Listing 3-1  Drawing a scaled-down image to a bitmap context and obtaining the resulting image

- (void)connectionDidFinishLoading:(NSURLConnection *)connection {
    UIImage *image = [[UIImage alloc] initWithData:self.activeDownload];
    if (image != nil && image.size.width != kAppIconHeight && image.size.height != kAppIconHeight) {
        CGRect imageRect = CGRectMake(0.0, 0.0, kAppIconHeight, kAppIconHeight);
        UIGraphicsBeginImageContextWithOptions(itemSize, NO, [UIScreen mainScreen].scale);
        [image drawInRect:imageRect];
        self.appRecord.appIcon = UIGraphicsGetImageFromCurrentImageContext();  // UIImage returned.
    } else {
        self.appRecord.appIcon = image;
    self.activeDownload = nil;
    [image release];
    self.imageConnection = nil;
    [delegate appImageDidLoad:self.indexPathInTableView];

You can also call Core Graphics functions to draw the contents of the generated bitmap image; the code fragment in Listing 3-2, which draws a scaled-down image of a PDF page, gives an example of this. Note that the code flips the graphics context prior to calling CGContextDrawPDFPage to align the drawn image with default coordinate system of UIKit.

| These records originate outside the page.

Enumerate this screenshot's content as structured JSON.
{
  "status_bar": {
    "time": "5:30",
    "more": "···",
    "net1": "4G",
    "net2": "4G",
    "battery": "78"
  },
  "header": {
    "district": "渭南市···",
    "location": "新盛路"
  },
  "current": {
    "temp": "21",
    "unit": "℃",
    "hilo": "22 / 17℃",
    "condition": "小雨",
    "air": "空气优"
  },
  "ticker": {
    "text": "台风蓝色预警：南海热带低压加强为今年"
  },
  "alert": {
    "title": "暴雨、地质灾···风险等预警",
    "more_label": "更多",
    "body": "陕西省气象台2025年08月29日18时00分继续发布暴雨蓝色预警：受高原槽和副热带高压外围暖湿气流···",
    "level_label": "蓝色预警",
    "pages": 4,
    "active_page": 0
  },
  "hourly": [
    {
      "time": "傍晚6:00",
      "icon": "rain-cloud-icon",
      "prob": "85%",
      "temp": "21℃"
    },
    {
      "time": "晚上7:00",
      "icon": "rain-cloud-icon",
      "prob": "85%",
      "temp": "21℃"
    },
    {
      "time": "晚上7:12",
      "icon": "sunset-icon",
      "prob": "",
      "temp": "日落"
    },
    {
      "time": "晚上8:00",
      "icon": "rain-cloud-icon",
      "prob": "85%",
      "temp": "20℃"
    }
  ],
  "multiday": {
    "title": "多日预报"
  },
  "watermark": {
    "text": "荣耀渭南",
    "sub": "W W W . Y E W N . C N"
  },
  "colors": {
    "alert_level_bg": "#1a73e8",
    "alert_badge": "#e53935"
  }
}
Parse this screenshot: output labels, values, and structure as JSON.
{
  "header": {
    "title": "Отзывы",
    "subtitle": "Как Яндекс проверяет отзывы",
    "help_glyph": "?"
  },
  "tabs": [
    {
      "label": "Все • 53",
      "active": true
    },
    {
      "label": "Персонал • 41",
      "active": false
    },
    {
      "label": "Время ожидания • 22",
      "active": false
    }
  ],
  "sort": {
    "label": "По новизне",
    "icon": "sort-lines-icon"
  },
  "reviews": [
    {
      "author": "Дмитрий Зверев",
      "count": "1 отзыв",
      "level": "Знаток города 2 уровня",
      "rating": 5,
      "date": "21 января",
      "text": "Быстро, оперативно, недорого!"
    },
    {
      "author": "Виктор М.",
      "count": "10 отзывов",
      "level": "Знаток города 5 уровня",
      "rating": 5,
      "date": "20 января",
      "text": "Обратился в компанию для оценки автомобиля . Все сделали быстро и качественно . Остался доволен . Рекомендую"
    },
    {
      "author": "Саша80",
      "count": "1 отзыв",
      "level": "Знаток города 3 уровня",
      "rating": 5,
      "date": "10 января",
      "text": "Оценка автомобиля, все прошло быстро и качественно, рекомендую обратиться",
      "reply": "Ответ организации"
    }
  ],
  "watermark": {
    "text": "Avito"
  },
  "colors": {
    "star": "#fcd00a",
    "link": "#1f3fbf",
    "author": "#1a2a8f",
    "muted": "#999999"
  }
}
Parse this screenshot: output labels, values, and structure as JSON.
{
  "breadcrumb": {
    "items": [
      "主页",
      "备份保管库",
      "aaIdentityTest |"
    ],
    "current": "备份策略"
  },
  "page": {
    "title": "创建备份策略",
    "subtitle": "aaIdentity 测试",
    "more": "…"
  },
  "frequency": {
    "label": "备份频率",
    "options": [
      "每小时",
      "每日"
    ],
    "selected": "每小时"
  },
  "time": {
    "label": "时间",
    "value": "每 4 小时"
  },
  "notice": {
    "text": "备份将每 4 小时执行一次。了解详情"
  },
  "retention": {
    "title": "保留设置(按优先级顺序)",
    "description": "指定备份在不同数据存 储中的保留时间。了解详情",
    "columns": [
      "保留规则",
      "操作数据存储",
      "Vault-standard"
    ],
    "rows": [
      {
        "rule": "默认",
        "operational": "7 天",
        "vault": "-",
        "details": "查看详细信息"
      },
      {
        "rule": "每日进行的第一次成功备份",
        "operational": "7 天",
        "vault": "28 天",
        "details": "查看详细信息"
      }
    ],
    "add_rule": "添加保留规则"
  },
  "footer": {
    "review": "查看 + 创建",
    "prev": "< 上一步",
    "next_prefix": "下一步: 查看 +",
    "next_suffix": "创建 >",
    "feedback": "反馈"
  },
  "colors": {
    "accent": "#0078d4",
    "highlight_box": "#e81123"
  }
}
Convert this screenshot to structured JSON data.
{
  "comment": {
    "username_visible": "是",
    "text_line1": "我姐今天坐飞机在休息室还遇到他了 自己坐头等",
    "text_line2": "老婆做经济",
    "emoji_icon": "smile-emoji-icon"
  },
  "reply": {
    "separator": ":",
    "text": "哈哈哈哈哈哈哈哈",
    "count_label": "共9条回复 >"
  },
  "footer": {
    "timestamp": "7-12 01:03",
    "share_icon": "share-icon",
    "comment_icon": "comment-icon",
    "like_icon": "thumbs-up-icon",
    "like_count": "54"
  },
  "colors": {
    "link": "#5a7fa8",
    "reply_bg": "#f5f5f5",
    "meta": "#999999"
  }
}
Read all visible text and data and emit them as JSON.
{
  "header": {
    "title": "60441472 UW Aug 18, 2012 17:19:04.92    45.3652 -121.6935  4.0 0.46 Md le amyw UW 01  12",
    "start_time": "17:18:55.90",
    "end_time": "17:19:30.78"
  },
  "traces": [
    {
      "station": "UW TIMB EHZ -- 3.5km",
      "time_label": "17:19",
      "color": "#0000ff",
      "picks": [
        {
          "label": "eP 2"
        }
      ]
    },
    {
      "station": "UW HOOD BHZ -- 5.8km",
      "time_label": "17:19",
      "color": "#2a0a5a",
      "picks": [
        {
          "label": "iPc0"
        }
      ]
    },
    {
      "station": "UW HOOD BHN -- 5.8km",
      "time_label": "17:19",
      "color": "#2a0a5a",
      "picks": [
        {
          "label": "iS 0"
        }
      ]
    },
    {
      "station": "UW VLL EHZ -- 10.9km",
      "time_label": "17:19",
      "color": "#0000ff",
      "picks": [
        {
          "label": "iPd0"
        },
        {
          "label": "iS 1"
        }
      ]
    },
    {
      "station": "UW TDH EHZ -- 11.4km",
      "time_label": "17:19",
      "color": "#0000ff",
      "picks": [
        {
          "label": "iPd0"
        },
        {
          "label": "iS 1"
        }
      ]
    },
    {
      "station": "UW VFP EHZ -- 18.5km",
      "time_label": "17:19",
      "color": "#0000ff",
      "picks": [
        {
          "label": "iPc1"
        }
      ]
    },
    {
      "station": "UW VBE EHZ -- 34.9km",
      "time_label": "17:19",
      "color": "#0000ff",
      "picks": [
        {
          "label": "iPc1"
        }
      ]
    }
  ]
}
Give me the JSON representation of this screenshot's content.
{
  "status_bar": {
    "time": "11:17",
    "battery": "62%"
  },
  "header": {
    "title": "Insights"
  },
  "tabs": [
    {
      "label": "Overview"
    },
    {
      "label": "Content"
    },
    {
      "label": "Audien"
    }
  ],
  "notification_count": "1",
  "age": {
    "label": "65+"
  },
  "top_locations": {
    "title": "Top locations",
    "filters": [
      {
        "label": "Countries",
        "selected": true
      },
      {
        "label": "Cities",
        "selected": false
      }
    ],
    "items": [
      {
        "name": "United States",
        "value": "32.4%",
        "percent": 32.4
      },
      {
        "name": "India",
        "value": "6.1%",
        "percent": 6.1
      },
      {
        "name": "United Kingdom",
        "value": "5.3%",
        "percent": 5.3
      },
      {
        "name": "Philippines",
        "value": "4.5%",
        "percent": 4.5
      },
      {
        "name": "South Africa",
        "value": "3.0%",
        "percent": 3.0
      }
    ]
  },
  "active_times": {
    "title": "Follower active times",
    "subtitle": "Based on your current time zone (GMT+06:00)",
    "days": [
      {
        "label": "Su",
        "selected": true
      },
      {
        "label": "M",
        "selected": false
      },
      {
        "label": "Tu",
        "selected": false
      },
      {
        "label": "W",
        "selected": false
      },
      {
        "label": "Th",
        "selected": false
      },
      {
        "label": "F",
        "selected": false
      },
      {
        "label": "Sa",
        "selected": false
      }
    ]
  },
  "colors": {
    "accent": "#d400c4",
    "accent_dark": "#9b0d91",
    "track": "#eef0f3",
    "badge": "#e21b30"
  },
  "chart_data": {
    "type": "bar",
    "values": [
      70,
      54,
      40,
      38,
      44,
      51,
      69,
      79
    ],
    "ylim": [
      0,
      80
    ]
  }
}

Listing 3-2  Drawing to a bitmap context using Core Graphics functions

// Other code precedes...
CGRect pageRect = CGPDFPageGetBoxRect(page, kCGPDFMediaBox);
pdfScale = self.frame.size.width/pageRect.size.width;
pageRect.size = CGSizeMake(pageRect.size.width * pdfScale, pageRect.size.height * pdfScale);
UIGraphicsBeginImageContextWithOptions(pageRect.size, YES, pdfScale);
CGContextRef context = UIGraphicsGetCurrentContext();
// First fill the background with white.
CGContextSetRGBFillColor(context, 1.0,1.0,1.0,1.0);
// Flip the context so that the PDF page is rendered right side up
CGContextTranslateCTM(context, 0.0, pageRect.size.height);
CGContextScaleCTM(context, 1.0, -1.0);
// Scale the context so that the PDF page is rendered at the
// correct size for the zoom level.
CGContextScaleCTM(context, pdfScale,pdfScale);
CGContextDrawPDFPage(context, page);
UIImage *backgroundImage = UIGraphicsGetImageFromCurrentImageContext();
backgroundImageView = [[UIImageView alloc] initWithImage:backgroundImage];
// Other code follows...

If you prefer using Core Graphics entirely for drawing in a bitmap graphics context, you can use the CGBitmapContextCreate function to create the context and draw your image contents into it. When you finish drawing, call the CGBitmapContextCreateImage function to obtain a CGImageRef object from the bitmap context. You can draw the Core Graphics image directly or use this it to initialize a UIImage object. When finished, call the CGContextRelease function on the graphics context.